SANN - Data Selection

Click the OK button in the SANN - Analysis/Deployment Startup Panel to display the SANN - Data selection dialog box, which can contain up to four tabs: Quick, Sampling, Subsampling, and Time series. The latter tab is available for time series analysis. The options described here are available regardless of which tab is selected.

OK. Click the OK button to display the dialog box for the strategy selected on the Quick tab (either the SANN - Automated Network Search (ANS) dialog box or the SANN - Custom Neural Network dialog box). Note that if you have not already specified Variables, a standard variable selection dialog box will be displayed first.

Cancel. Click the Cancel button to close the dialog box and return to the SANN - New Analysis/Deployment Startup Panel.

Options. See Options Menu for descriptions of the commands on this menu.

MD handling (inputs). Specify how to treat cases with missing values (in the input variables of the selected models). This group box is always disabled for Time series analysis. There are two options:

Casewise. Any cases with missing values are omitted when generating results. Cases with missing target values are labeled as “Missing” and used to form the “Missing” sample. The missing sample consists of data cases with one or more missing target values. This option is not available for Time series tasks. Casewise is the only method available for missing data handling of categorical variables.

Mean substitution. The mean substitution procedure is used to "patch" missing values before training or executing the network. When this option is selected, missing values are replaced with the training sample mean. Note that this option is applicable only to continuous variables. This implies that the mean substitution option will be disabled when there are no continuous inputs in the analysis, and that for classification tasks the option cannot be applied to the target variable, in which case all cases with missing targets will be labeled as "missing," which means a case with missing target value. Such cases are grouped in SANN as the missing sample and can be used for fixing the basis functions of the RBF neural networks and for making predictions. Also note that the mean substitution is not applicable to time series analysis (whether regression or classification).

Note: The mean substitution option will always compute the simple arithmetic mean, to replace missing data, even when weights are in effect. Weights in SANN are used ("interpreted") as measures of case "importance", i.e., they will affect the estimation of neural network parameters themselves. If the intention of weights is to compute a weighted mean (e.g., a population average computed using weights) to replace missing data in the input file, use option Data - Data Filtering/Recoding - Replace Missing Data replace missing data values with weighted means.

Case selection. Click the Case selection button to display the Analysis/Graph Case Selection Conditions dialog box, which is used to create conditions for which cases will be included (or excluded) in the current analysis. More information is available in the case selection conditions overview, syntax summary, and dialog box description.

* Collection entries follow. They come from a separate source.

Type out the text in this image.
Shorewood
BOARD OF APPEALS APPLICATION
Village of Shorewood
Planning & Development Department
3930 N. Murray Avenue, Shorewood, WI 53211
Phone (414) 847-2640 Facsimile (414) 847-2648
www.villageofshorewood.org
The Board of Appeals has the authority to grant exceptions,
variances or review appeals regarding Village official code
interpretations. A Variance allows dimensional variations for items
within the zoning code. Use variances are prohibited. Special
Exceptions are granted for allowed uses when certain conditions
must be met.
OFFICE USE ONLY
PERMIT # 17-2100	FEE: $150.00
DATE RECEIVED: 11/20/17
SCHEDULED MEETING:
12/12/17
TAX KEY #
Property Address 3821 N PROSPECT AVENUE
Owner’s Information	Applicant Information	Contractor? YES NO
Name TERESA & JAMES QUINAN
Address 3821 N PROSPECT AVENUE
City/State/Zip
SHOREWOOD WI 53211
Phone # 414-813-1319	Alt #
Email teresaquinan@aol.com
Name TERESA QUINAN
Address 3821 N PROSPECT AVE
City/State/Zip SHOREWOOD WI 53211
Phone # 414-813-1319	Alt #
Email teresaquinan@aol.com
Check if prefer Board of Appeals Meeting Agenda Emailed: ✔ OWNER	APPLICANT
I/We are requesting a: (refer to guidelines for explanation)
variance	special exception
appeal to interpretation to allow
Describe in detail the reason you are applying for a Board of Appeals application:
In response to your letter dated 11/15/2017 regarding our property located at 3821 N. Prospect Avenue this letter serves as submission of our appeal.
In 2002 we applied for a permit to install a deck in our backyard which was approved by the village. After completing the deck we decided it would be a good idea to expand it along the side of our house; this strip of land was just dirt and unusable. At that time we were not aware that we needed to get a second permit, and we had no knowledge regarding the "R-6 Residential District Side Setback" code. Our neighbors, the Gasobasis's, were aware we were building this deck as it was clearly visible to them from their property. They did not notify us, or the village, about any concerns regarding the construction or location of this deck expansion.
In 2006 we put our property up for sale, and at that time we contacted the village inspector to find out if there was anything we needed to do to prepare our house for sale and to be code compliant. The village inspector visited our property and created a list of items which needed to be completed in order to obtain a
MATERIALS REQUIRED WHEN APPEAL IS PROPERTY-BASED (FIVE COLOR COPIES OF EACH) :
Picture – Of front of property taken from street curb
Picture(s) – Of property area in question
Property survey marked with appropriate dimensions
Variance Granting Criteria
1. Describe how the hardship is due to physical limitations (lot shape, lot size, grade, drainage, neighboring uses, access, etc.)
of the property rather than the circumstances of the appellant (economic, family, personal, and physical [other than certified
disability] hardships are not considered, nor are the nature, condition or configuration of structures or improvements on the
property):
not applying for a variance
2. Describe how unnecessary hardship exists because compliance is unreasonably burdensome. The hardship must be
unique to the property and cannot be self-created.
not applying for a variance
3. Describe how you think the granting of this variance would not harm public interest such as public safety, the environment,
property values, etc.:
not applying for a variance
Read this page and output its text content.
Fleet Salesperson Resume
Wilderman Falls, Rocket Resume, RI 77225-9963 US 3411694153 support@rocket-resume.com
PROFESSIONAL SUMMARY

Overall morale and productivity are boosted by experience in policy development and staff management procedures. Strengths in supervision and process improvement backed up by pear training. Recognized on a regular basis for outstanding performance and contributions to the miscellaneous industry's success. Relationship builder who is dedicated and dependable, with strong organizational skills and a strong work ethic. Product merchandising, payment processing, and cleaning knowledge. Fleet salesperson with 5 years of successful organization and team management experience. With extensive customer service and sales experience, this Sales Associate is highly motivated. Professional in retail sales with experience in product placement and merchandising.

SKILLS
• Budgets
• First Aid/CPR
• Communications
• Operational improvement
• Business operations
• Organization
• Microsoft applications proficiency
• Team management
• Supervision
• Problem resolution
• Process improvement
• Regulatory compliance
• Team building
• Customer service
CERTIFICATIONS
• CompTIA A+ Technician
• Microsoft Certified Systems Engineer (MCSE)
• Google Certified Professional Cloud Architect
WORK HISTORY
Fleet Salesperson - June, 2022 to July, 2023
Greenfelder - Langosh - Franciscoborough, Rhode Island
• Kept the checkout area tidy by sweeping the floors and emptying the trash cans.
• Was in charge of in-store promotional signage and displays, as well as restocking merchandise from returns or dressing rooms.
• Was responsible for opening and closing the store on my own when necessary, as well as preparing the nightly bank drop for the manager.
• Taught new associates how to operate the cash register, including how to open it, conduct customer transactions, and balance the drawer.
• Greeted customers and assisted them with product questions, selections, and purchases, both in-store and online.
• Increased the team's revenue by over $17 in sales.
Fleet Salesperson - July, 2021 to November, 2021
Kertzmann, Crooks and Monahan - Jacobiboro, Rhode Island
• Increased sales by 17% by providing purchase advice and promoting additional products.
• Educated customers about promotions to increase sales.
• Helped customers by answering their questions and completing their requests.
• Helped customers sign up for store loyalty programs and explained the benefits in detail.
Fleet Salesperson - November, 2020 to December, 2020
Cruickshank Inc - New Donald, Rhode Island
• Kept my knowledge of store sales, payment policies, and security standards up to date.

Case weights. Click the Case weights button to display the Analysis/Graph Case Weights dialog box, which is used to adjust the contribution of individual cases to the outcome of the current analysis by "weighting" those cases in proportion to the values of a selected variable. In STATISTICA SANN, case weights are used to encourage a network to emphasis on or ignore learning specific cases or even regions from the data set. All data cases by default have case weights equal to 1. If a data case is assigned a case weight less than 1, for example 0.5, then the error due to mis-fitting that data case is half. This means the network will emphasis less on learning this particular data case since there is less penalty for error in predictions. Similarly, a neural network will fine tune better to predicting a data case with weight, say, equal to 2, since in this case the error due to predictions is twice as much.

Note: Weights in SANN are used and interpreted as measures of case importance, i.e., they will affect the estimation of neural network parameters themselves, but not more. For example, case weights are not used in mean substitution of missing data or calculations of data statistics such as mean and standard deviation of the variables. If you assign weights to cases in the data set, the neural network algorithm will try to predict cases with higher weights with more accuracy. This is useful in a number of situations such as imbalanced data or data sets with cases that are more important to accurately predict. Data cases with zero weights will be excluded from the train, test, and validation samples (i.e., they will be ignored from the analysis). Cases weights can be integers or fractional numbers.